劇画漂流 1.jpg 売れるまでは出版社に作品を持ち込んでは断られ、やはり漫画家の世界は競争が激しいなあと思わされましたが、少し売れるようになってくると、今度は最初の方で世話になった出版社ではなくよその出版社のために書くと、前の出版社から圧力がかかるなど、これはこれで大変そう。

 後半は、その所謂かつて世話になった出版社で、辰巳ヨシヒロ自身も短編集『影』の編集長を務めた「八興・日の丸文庫」の山田兄弟と、元日の丸文庫の顧問で「劇画工房」の主要メンバーだった辰巳ヨシヒロ、松本正彦、さいとう・たかを囲い込んで、名古屋の出版社「セントラル文庫」の漫画家兼編集者として短編集『街』を編集した久呂田まさみとの『影』vs. 『街』の"仁義なき戦い"が描かれています。

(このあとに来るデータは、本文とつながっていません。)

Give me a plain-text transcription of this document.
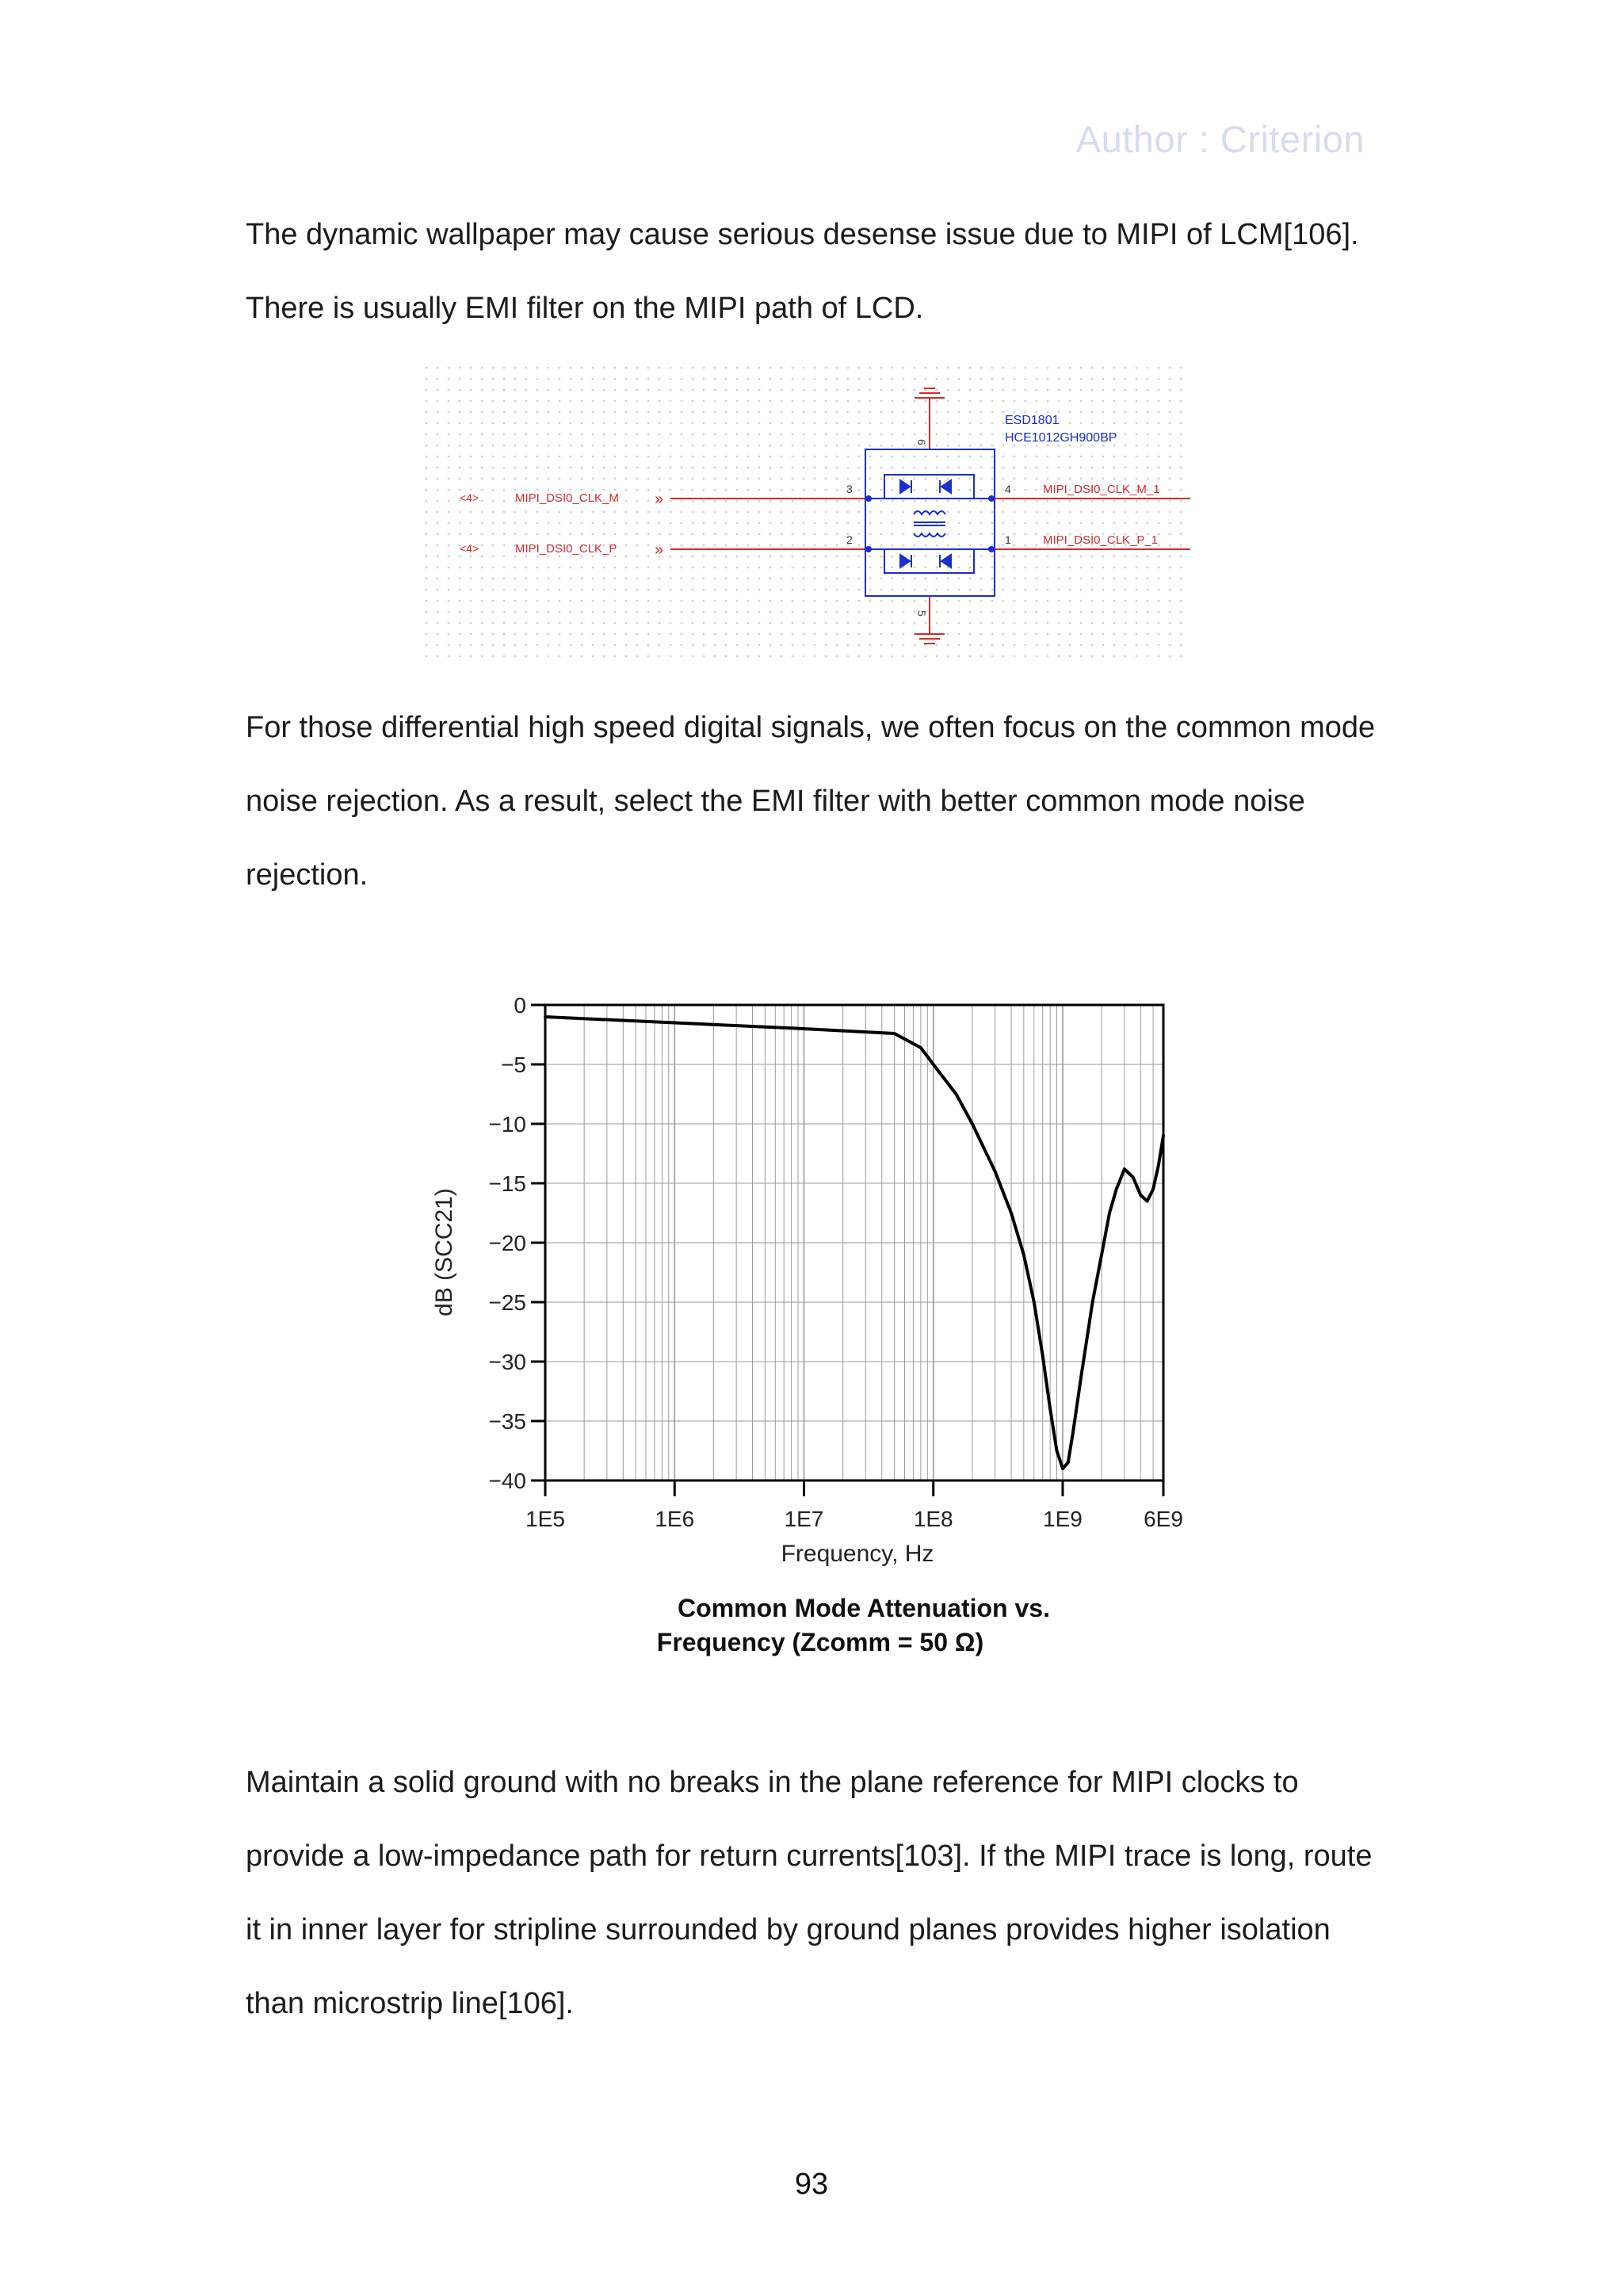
Author : Criterion

The dynamic wallpaper may cause serious desense issue due to MIPI of LCM[106]. There is usually EMI filter on the MIPI path of LCD.

ESD1801
HCE1012GH900BP
6
5
<4>	MIPI_DSI0_CLK_M »
3
<4>	MIPI_DSI0_CLK_P »
2
4	MIPI_DSI0_CLK_M_1
1	MIPI_DSI0_CLK_P_1

For those differential high speed digital signals, we often focus on the common mode noise rejection. As a result, select the EMI filter with better common mode noise rejection.

0
−5
−10
−15
−20
−25
−30
−35
−40
1E5	1E6	1E7	1E8	1E9	6E9
Frequency, Hz
dB (SCC21)
Common Mode Attenuation vs.
Frequency (Zcomm = 50 Ω)

Maintain a solid ground with no breaks in the plane reference for MIPI clocks to provide a low-impedance path for return currents[103]. If the MIPI trace is long, route it in inner layer for stripline surrounded by ground planes provides higher isolation than microstrip line[106].

93
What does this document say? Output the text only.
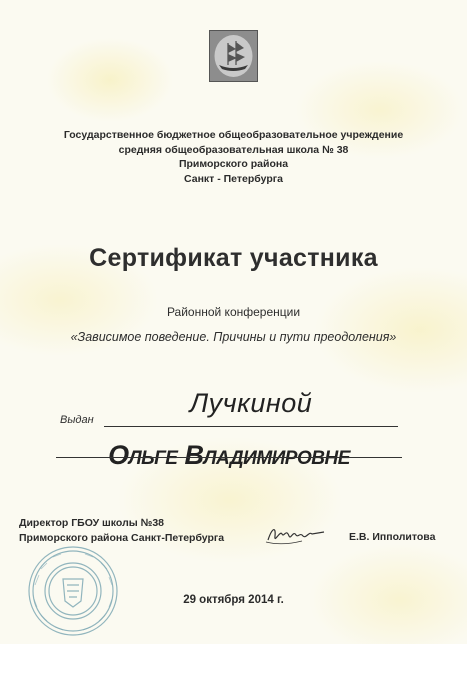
Государственное бюджетное общеобразовательное учреждение
средняя общеобразовательная школа № 38
Приморского района
Санкт - Петербурга
Сертификат участника
Районной конференции
«Зависимое поведение. Причины и пути преодоления»
Выдан
Лучкиной
Ольге Владимировне
Директор ГБОУ школы №38
Приморского района Санкт-Петербурга	Е.В. Ипполитова
29 октября 2014 г.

 本書にもあるように、山田社長と敵対していた久呂田は、日の丸文庫から辰巳らを切り離すため、セントラル文庫の社長に3人を上京させることを提案し、渡された資金を全部飲み代として使い込んでしまう(酒に逃避する性癖だったようだ。酒癖も悪く、酔った席で態度が横柄なさいとう・たかををぶん殴ったりしたそうだ)等の紆余曲折を経て、東京都国分寺市のアパートに居を構えます。これにより、国分寺市は後に多数の劇画漫画家が集まり劇画文化の中心地になりますが、藤子不二雄の『まんが道』(まんがみち)や石ノ森章太郎の『章説 トキワ荘の青春』、映画「トキワ荘の青春」('96年)にも描かれた豊島区椎名町の「トキワ荘」と同時期に、都内の別のところに新進漫画家の拠点があったことはあまり知られていないかもしれません。

 やや中途半端で終わった感じがなくもなく、作者はこの後、自ら貸本マンガの出版に乗り出した勝見ヒロの孤軍奮闘と、つげ義春らとの交流、そして貸本出版界が滅んでいくまでを描きたかったようですが、あとがきによると「まんだらけ」の都合で果たせなかったとあります。この作品で「劇画工房」のメンバーだったさいとう・たかをのことはよく描かれていますが、つげ義春は、トキワ荘をふらっと訪ねる1場面があるだけです。

 因みに、「劇画工房」の当初メンバーは辰巳ヨシヒロ、石川フミヤス、K・元美津、桜井昌一、山森ススム、佐藤まさあき。後にさいとう・たかを、松本正彦も参加しています。K・元美津は1996年没。辰巳の兄・桜井昌一は2003年没で、辰巳はこの作品を桜井へのレクイエムであるとしています。佐藤まさあきは2004年没。松本正彦は2005年没で、「劇画」ではなく「駒画」を創立し、「劇画工房」を去った彼でしたが、その保管していた文書や手紙が本書に多く転載されていて、本書の記録的価値を高めています。

 本書刊行後、石川フミヤスが2014年に亡くなり、そして作者・辰巳ヨシヒロが2015年に、さらにはさいとう・たかをが昨年['21年]亡くなっていて、寂しい限りです。でも、そうした当時のことを訊くことができる人がいなくなっている分だけ本書の価値があると言えるかもしれません。

 因みに、個人的には、辰巳ヨシヒロは自分の卒業高校の大先輩にあたります。